Is there any relationship, at least in principle and end result, between the Monheimer salt sponge process and CLAS? I'm thinking of the Monheimer method's yeast retardation in favor of LAB development and intense souring over a long, warm initial ferment, followed by the use of cultured yeast in the final dough.
I haven't used it yet, but there are similarities! Very high acidity in both, stay usable for a long time after refreshment. Obviously, what's different is that CLAS has no yeast and no salt.
Rus Brot likes Monheim sourdough, says it's the best way to make single-stage rye bread:
http://brotgost.blogspot.com/2016/01/salzsauer.html
https://www.youtube.com/watch?v=DPK3ACdP1iU
Cool, thanks, Ilya. No yeast - ever? I thought it was added in to the final dough as the leavening component, after the intensive LAB development/yeast retardation.

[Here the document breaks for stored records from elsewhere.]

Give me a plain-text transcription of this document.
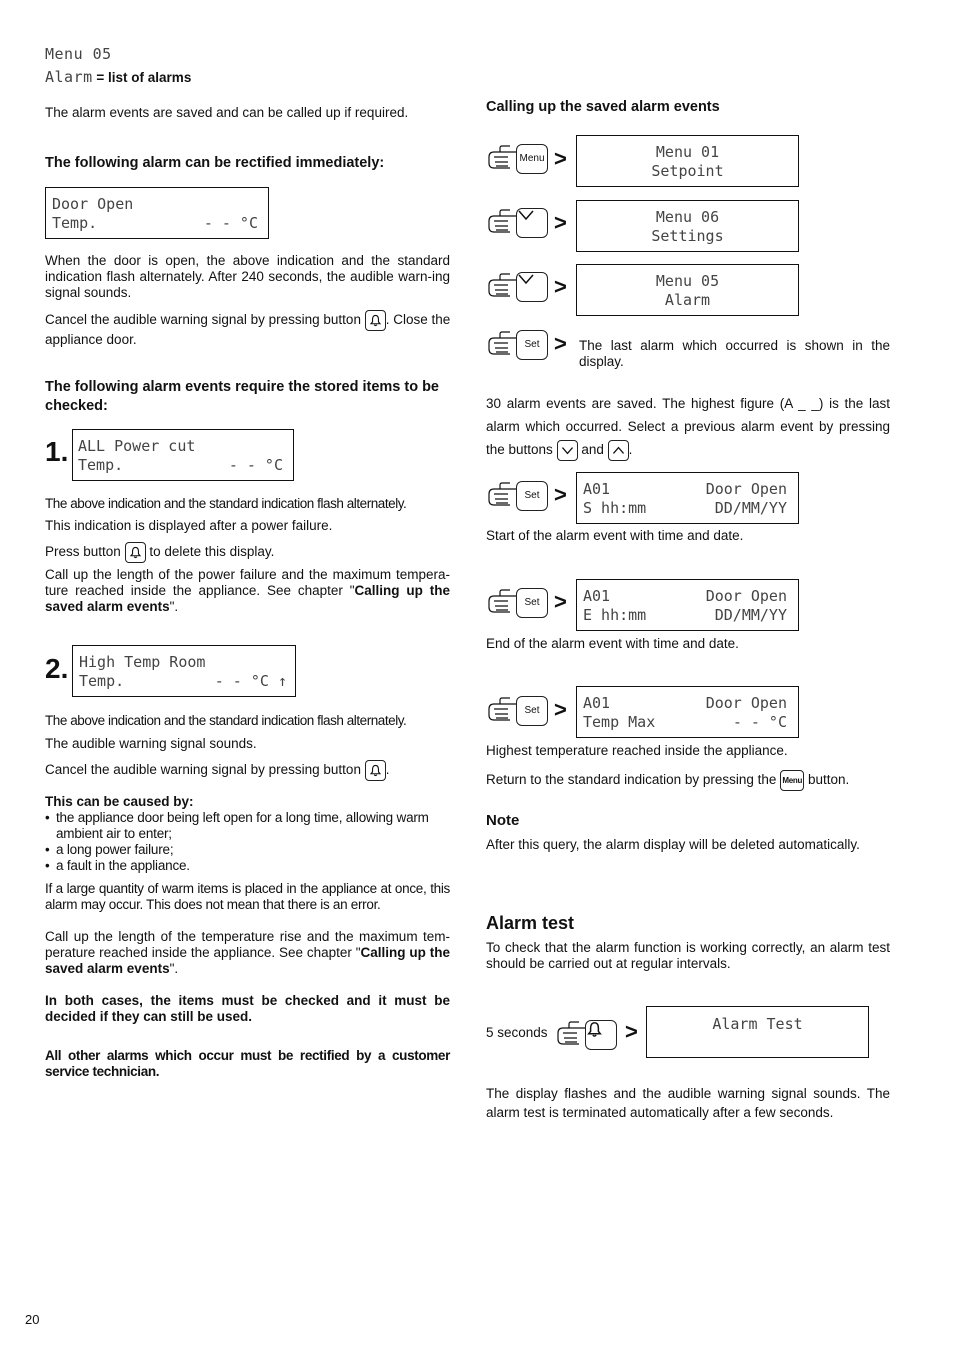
Menu 05
Alarm = list of alarms

The alarm events are saved and can be called up if required.

The following alarm can be rectified immediately:

Door Open
Temp.	- - °C

When the door is open, the above indication and the standard indication flash alternately. After 240 seconds, the audible warn-ing signal sounds.

Cancel the audible warning signal by pressing button . Close the appliance door.

The following alarm events require the stored items to be checked:

1. ALL Power cut
Temp.	- - °C

The above indication and the standard indication flash alternately.

This indication is displayed after a power failure.

Press button to delete this display.

Call up the length of the power failure and the maximum tempera-ture reached inside the appliance. See chapter "Calling up the saved alarm events".

2. High Temp Room
Temp.	- - °C ↑

The above indication and the standard indication flash alternately.

The audible warning signal sounds.

Cancel the audible warning signal by pressing button .

This can be caused by:

• the appliance door being left open for a long time, allowing warm ambient air to enter;
• a long power failure;
• a fault in the appliance.

If a large quantity of warm items is placed in the appliance at once, this alarm may occur. This does not mean that there is an error.

Call up the length of the temperature rise and the maximum tem-perature reached inside the appliance. See chapter "Calling up the saved alarm events".

In both cases, the items must be checked and it must be decided if they can still be used.

All other alarms which occur must be rectified by a customer service technician.

Calling up the saved alarm events

Menu >	Menu 01
Setpoint
>	Menu 06
Settings
>	Menu 05
Alarm
Set > The last alarm which occurred is shown in the display.

30 alarm events are saved. The highest figure (A _ _) is the last alarm which occurred. Select a previous alarm event by pressing the buttons and .

Set > A01	Door Open
S hh:mm	DD/MM/YY

Start of the alarm event with time and date.

Set > A01	Door Open
E hh:mm	DD/MM/YY

End of the alarm event with time and date.

Set > A01	Door Open
Temp Max	- - °C

Highest temperature reached inside the appliance.

Return to the standard indication by pressing the Menu button.

Note

After this query, the alarm display will be deleted automatically.

Alarm test

To check that the alarm function is working correctly, an alarm test should be carried out at regular intervals.

5 seconds	>	Alarm Test

The display flashes and the audible warning signal sounds. The alarm test is terminated automatically after a few seconds.

20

What I meant is that the CLAS itself has no yeast in it. Unlike Monheim sourdough, which does. Both require addition of yeast to the dough.
The Monheimer I used from brotdoc doesn't -
I just looked up Ginsberg, and there's no yeast there, either. That's what seemed so similar to me (though I only know just a bit from you and Yippee - the idea, more than anything else, not the procedure). The comparative suppression of yeast and encouragement of LABs/souring over the initial period, followed by cultured yeast in the final dough.
Stiff rye starter contains yeast, so the whole sourdough will have yeast. No commercial yeast, if that's what you mean, that's true.
On the other hand, CLAS is made in a way that suppresses yeast from the beginning and doesn't let them grow, so it doesn't have any yeast in it.
OK, gotcha. Thanks for the clarification, Ilya. Interesting.